For the Romanian, German and Polish elections, online platforms stated in their risk assessments that they had effective mitigation measures in place to address most identified risks. However, external observations made by civil society organizations and media often suggested otherwise – pointing out failures by platforms, for example, to detect political advertising or identify election-related misinformation. What’s unclear is whether these apparent failures constitute non-compliance, i.e., insufficiency of mitigations under the DSA. Because the available data offers only an incomplete picture, it can be an indicator but is of limited use for conclusions.

In addition, the DSA and the Commission guidelines do not offer operational benchmarks for what “reasonable, proportionate and effective” mitigation measures need to look like in the context of an election. A non-compliance decision could shed light on the Commission’s approach here. There are already formal proceedings ongoing against X, TikTok, Facebook and Instagram related to systemic risks to civic discourse and electoral processes. The case against X concerns information manipulation and the effectiveness of ‘Community Notes’ as a mitigation measure. Facebook and Instagram are investigated over deceptive advertisements, the visibility of political content, disinformation campaigns and coordinated inauthentic behavior in the EU. The proceedings against TikTok focus on its recommender system and coordinated inauthentic manipulation or automated exploitation of the service, and TikTok's policies on political advertisements and paid-for political content.

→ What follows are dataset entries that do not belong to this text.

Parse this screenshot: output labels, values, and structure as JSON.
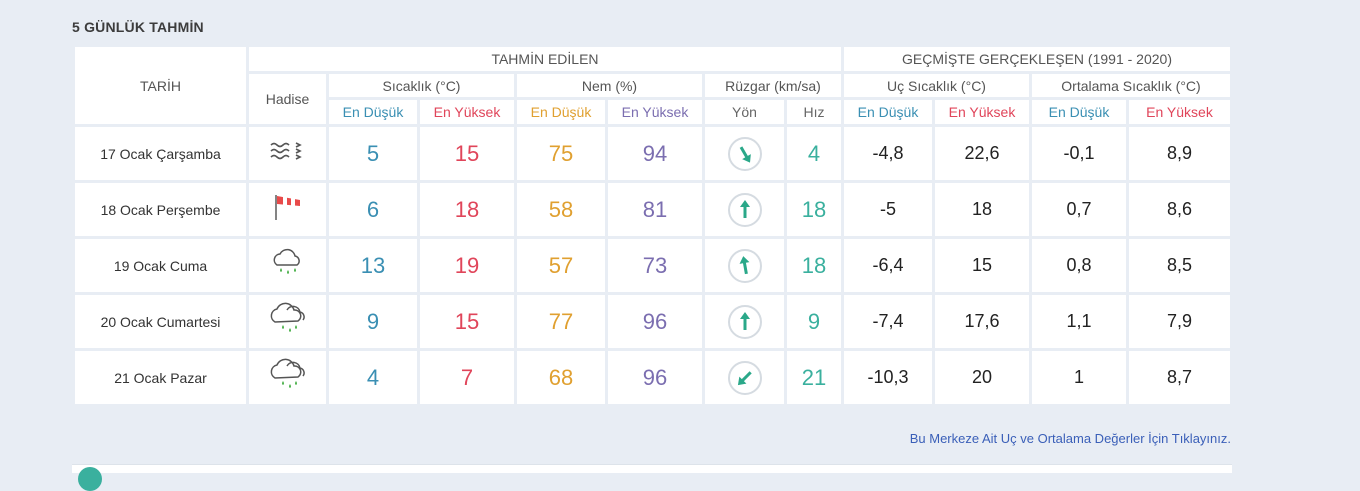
{
  "section_title": "5 GÜNLÜK TAHMİN",
  "headers": {
    "date": "TARİH",
    "event": "Hadise",
    "forecast_group": "TAHMİN EDİLEN",
    "history_group": "GEÇMİŞTE GERÇEKLEŞEN (1991 - 2020)",
    "temperature": "Sıcaklık (°C)",
    "humidity": "Nem (%)",
    "wind": "Rüzgar (km/sa)",
    "extreme_temp": "Uç Sıcaklık (°C)",
    "avg_temp": "Ortalama Sıcaklık (°C)",
    "low": "En Düşük",
    "high": "En Yüksek",
    "direction": "Yön",
    "speed": "Hız"
  },
  "rows": [
    {
      "date": "17 Ocak Çarşamba",
      "icon": "fog-icon",
      "t_low": "5",
      "t_high": "15",
      "h_low": "75",
      "h_high": "94",
      "wind_dir_deg": 150,
      "wind_speed": "4",
      "ext_low": "-4,8",
      "ext_high": "22,6",
      "avg_low": "-0,1",
      "avg_high": "8,9"
    },
    {
      "date": "18 Ocak Perşembe",
      "icon": "windsock-icon",
      "t_low": "6",
      "t_high": "18",
      "h_low": "58",
      "h_high": "81",
      "wind_dir_deg": 0,
      "wind_speed": "18",
      "ext_low": "-5",
      "ext_high": "18",
      "avg_low": "0,7",
      "avg_high": "8,6"
    },
    {
      "date": "19 Ocak Cuma",
      "icon": "rain-cloud-icon",
      "t_low": "13",
      "t_high": "19",
      "h_low": "57",
      "h_high": "73",
      "wind_dir_deg": 350,
      "wind_speed": "18",
      "ext_low": "-6,4",
      "ext_high": "15",
      "avg_low": "0,8",
      "avg_high": "8,5"
    },
    {
      "date": "20 Ocak Cumartesi",
      "icon": "heavy-rain-cloud-icon",
      "t_low": "9",
      "t_high": "15",
      "h_low": "77",
      "h_high": "96",
      "wind_dir_deg": 0,
      "wind_speed": "9",
      "ext_low": "-7,4",
      "ext_high": "17,6",
      "avg_low": "1,1",
      "avg_high": "7,9"
    },
    {
      "date": "21 Ocak Pazar",
      "icon": "heavy-rain-cloud-icon",
      "t_low": "4",
      "t_high": "7",
      "h_low": "68",
      "h_high": "96",
      "wind_dir_deg": 225,
      "wind_speed": "21",
      "ext_low": "-10,3",
      "ext_high": "20",
      "avg_low": "1",
      "avg_high": "8,7"
    }
  ],
  "footer_link": "Bu Merkeze Ait Uç ve Ortalama Değerler İçin Tıklayınız.",
  "colors": {
    "low": "#3a8fb3",
    "high": "#e0455a",
    "humidity_low": "#e0a030",
    "humidity_high": "#7b6eb0",
    "wind": "#3ab09e"
  }
}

All the ongoing cases concern highly relevant topics. Setting an official benchmark on sufficient mitigation measures will be an important precedent to safeguard future elections in the EU.

Protecting elections in an increasingly adversarial environment

There is another issue with how the DSA’s systemic risk framework is intended to work that becomes apparent when looking back at recent European elections. Its collaborative regulatory approach reaches a limit when platforms are non-cooperative. For example, X continues to reject researchers’ requests to access platform data to observe elections despite lost court cases and a €40 million fine by the European Commission. This hinders researchers from contributing to the scientific analysis of systemic risks to electoral processes that the DSA is meant to enable. Especially US Big Tech platforms may have less and less incentive to cooperate as they have backing from the Trump administration that threatens trade retaliation should platforms be fined. This could undermine the functioning of the systemic risks framework.

Where the DSA’s collaborative, self-regulatory approach falls short, the European Commission has to take charge as the principal enforcer of the DSA vis-à-vis Big Tech. Commission Executive Vice-President Henna Virkkunen recently promised that there would be more DSA decisions coming in the next months. Any such finding is sure to once again trigger false censorship accusations from US Republicans.

Contrary to US claims that the Commission is interfering in elections across Europe, the Commission has yet to publish a decision related to platforms and electoral processes and civic discourse. To keep the systemic risks framework credible and platforms incentivized to engage, the Commission cannot allow predictable US backlash to chill enforcement.